We utilize a larynx/brain preparation to examine sexually differentiated motor programs using intracellular recording patch clamp and tracing techniques. These approaches have outlines a hindbrain circuit for vocal production that includes the parabrachial nucleus of the rostral hindbrain, essential for generating different vocal patterns, interneurons and motor neurons in nucleus ambiguous. We are exploring how auditory information gains access to downstream motor elements using vocal suppression and vocal excitation paradigms indentified behaviorally.

In the CNS, all elements of the neural circuit involved in vocal production express androgen receptor. These include a specific nucleus of the inferior colliculus in which neurons are tuned to the temporal features of song. In the forebrain, the amygdala receives auditory input and projects to the parabrachial nucleus. Gonadotropin stimulates advertisement calling, neurons of the amygdala express gonadotropin receptor and this hormone activates gene expression specifically in these neurons.

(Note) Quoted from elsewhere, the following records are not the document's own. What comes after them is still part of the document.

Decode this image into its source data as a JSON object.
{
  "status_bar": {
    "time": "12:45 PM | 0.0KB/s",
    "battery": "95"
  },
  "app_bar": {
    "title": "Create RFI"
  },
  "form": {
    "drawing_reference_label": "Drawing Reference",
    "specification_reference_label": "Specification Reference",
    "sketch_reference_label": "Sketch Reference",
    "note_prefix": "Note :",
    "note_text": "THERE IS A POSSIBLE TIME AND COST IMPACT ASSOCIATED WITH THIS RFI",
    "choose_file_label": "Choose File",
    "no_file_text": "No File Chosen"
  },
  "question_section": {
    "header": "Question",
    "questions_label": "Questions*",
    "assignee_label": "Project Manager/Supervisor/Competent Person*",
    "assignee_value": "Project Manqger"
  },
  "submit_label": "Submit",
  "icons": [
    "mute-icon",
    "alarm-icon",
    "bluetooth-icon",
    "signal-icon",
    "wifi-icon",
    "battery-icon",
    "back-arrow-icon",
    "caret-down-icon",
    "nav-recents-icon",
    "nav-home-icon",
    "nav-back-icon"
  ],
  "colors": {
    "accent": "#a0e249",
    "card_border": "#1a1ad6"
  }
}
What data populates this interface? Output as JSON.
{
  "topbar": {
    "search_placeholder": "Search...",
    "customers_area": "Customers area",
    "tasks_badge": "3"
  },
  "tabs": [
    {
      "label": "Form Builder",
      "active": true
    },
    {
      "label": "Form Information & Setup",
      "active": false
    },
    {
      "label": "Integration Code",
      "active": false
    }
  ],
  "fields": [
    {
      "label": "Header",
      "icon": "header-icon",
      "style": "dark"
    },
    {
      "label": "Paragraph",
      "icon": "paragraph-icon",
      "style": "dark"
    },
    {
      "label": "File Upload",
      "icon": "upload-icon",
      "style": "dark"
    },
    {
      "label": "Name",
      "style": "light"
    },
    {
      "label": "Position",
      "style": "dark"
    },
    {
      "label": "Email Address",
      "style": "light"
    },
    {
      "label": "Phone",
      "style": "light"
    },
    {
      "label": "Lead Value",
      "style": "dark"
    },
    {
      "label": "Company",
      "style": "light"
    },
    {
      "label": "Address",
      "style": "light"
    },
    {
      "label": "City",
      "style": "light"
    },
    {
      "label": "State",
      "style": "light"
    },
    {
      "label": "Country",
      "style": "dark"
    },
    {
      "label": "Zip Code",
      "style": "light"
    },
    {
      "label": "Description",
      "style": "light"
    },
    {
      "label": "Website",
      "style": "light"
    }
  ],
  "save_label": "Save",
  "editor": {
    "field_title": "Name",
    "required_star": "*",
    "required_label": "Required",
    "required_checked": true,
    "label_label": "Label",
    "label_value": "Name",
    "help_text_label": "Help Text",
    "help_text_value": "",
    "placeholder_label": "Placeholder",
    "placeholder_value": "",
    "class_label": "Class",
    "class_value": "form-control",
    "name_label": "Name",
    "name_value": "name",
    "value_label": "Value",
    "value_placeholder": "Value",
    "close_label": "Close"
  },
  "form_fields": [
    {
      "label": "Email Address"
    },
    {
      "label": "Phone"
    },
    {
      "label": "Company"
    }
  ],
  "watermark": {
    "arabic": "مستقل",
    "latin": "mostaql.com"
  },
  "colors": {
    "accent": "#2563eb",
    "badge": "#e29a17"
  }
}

Each species of Xenopus and of its sister genus Silurana produces a highly specific male advertisement call, a species-specific acoustic signature. A phylogenetic analysis of these calls suggest that simpler call types such as the click and more complex call types such as biphasic trills arose from a call of intermediate complexity in temporal pattern. The lack of phylogenetic signal in call types suggests selection for signaling species identity. We are using multiple approaches (including candidate genes we have identified and QTL-based approaches) to identify the alterations in gene sequences, regulation or patterns of expression that underlie vocal evolution.


Fig 1. Oscillograms (sound intensity vs. time) of the 6 male and 2 female song types of Xenopus laevis.